Mammograms

A mammogram is an X-ray of your breasts. It can find early cancers that are too small to be noticed during a breast self-exam. Your first mammogram should be taken between ages 35 and 39. Mammograms should be done every one to two years between ages 40 to 50. After age 50 you should have one every year. Your doctor may want you to have a mammogram earlier or more often, especially if you have relatives who  have had breast cancer.

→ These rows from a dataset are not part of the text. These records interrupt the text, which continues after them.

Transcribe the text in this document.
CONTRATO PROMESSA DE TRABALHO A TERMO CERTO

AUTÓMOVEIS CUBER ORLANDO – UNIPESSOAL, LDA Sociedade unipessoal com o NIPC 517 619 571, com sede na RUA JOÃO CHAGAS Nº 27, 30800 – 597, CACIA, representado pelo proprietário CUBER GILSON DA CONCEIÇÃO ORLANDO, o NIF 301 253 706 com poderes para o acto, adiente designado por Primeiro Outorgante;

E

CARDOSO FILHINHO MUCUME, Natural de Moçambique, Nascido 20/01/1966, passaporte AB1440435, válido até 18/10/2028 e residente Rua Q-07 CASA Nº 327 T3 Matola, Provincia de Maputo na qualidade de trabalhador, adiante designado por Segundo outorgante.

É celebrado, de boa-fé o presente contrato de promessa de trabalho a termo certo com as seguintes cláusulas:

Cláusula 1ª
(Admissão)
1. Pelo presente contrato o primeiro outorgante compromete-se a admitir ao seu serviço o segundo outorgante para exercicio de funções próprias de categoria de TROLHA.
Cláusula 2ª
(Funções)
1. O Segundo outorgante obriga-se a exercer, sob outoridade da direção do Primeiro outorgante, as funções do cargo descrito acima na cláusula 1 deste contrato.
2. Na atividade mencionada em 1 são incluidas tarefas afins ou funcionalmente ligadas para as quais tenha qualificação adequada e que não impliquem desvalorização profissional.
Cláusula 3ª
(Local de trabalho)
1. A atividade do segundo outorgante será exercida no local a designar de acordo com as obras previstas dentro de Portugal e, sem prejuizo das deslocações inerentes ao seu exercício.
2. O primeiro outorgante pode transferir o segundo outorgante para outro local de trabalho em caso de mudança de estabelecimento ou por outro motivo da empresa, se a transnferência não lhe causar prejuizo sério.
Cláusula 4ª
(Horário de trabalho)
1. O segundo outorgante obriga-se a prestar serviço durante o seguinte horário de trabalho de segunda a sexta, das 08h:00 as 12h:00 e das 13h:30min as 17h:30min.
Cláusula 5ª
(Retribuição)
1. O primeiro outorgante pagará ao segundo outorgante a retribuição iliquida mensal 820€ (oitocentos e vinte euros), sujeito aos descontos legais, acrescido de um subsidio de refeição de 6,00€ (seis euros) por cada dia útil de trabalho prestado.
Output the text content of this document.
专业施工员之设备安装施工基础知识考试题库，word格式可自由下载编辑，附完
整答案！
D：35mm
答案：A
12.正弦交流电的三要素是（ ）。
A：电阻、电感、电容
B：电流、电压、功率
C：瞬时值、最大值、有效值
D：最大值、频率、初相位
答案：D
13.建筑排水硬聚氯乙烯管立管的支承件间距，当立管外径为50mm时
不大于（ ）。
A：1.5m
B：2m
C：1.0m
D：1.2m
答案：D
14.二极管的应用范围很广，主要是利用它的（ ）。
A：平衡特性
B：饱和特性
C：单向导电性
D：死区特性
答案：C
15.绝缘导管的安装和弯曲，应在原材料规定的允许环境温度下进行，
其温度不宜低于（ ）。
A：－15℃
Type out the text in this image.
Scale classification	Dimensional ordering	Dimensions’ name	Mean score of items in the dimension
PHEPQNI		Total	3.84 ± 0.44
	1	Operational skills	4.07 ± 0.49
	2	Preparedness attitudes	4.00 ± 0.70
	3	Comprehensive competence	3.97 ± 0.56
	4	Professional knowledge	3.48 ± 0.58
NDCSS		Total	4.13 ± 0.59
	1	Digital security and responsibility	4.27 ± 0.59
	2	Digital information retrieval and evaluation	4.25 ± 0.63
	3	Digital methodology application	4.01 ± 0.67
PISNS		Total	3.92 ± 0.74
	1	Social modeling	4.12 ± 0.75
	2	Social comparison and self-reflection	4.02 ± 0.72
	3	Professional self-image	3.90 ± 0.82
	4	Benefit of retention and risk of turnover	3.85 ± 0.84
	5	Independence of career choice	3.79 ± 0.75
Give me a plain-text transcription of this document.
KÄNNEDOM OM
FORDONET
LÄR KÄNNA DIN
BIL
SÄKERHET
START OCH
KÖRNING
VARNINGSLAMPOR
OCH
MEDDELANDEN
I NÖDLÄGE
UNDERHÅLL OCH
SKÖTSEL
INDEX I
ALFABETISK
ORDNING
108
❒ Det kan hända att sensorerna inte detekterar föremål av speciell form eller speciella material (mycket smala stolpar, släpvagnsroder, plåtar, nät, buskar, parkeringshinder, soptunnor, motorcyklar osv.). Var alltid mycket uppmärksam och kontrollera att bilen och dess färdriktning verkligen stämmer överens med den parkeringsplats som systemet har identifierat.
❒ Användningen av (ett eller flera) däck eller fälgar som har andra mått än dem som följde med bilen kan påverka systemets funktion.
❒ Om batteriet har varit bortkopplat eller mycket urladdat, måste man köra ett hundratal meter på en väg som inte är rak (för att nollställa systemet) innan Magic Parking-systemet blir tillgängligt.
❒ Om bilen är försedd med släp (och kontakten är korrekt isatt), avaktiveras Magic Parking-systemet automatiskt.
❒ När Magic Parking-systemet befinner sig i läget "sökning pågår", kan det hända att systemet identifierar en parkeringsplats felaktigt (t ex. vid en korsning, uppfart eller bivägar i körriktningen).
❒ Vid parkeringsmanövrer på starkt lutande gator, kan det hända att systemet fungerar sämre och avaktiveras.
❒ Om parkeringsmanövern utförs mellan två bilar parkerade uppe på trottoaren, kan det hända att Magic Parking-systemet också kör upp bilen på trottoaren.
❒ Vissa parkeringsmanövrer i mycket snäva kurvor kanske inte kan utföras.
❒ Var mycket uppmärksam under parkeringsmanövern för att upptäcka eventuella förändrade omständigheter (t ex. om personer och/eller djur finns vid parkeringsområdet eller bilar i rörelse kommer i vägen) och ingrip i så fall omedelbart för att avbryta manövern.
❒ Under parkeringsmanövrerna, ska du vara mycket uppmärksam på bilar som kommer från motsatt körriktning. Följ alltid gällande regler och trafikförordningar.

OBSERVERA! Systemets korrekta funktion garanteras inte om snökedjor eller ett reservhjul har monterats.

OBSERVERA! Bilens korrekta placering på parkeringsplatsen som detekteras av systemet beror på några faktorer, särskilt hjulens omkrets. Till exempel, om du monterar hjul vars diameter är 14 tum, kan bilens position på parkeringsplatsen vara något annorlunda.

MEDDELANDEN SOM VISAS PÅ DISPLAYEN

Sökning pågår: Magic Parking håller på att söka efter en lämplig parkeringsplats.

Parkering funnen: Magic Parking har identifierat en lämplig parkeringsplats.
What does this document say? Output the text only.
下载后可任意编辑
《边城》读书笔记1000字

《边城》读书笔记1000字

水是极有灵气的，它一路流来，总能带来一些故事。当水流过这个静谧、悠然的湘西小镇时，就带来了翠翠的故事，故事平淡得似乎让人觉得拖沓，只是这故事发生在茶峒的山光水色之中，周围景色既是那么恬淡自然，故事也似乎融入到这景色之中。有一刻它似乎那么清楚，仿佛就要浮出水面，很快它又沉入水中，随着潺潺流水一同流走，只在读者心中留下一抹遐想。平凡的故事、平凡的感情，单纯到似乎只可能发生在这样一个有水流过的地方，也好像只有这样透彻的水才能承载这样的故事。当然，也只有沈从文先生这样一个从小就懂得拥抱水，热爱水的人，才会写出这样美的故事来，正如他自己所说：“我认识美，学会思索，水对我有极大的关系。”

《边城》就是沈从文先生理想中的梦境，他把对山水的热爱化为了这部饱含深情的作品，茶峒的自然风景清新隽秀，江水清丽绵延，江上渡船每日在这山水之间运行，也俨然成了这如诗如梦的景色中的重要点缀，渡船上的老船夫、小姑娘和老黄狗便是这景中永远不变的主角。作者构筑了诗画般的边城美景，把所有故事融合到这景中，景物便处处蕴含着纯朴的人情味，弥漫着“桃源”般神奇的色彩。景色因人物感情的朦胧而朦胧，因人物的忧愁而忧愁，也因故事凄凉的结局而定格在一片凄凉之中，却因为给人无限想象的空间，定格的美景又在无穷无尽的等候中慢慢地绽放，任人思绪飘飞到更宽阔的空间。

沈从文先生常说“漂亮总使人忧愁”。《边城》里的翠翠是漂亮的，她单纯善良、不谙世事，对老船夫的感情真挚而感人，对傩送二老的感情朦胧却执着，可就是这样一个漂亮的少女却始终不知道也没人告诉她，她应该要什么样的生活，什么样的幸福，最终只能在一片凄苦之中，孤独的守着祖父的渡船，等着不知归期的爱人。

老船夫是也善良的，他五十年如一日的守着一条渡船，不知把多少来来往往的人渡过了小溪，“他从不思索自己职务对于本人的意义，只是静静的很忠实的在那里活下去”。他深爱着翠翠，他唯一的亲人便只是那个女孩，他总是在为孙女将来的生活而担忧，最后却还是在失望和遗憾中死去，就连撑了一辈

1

A mammogram uses about the same amount of radiation as an X-ray of your teeth—a very minor risk. Because early detection is the best method of prevention, regular mammograms reduce your risk of serious illness or death.

Before You Go

  • You may feel nervous, scared, or upset before having a mammogram. Let your doctor and the technician doing the mammogram know that you have these concerns.
  • Do not put deodorant, powder, or lotion on your breasts or under your arms before the test. These may prevent the X-rays from turning out correctly.
  • Wear a two-piece outfit, since you will have to remove clothing from the waist-up. You will wear a hospital gown during the test. Do not wear jewelry around your neck.

When You Arrive

  • Tell the technician doing the mammogram if you have breast implants as extra care is needed to do the test.
  • You will sit or stand next to a small X-ray table. The technician doing the test will help you place one of your breasts on the X-ray plate. Your breast will be moved until the correct position is found.
  • Your breast will be gently flattened between two plastic plates for a few seconds. Flattening of your breast is important to find lumps. It may feel uncomfortable, but it should not hurt.
  • You will be asked to hold your breath while the X-ray is taken. Another X-ray will be taken of the same breast after the position of the X-ray machine is changed.
  • Your other breast will be x-rayed the same way.
  • The mammogram will take about 10 to 15 minutes. If you have breast implants, it will take 20 to 30 minutes.
  • You can return to normal activities when the test is done, and your test results should arrive in a few days. There is no need to ask the technician who is administering the test what your results are since they are not the ones who read the mammograms.

THIS ARTICLE IS NOT INTENDED AS MEDICAL ADVICE. PLEASE BE SURE TO SEEK THE ADVICE OF A LICENSED MEDICAL PROFESSIONAL BEFORE ADMINISTERING ANY MEDICAL CARE.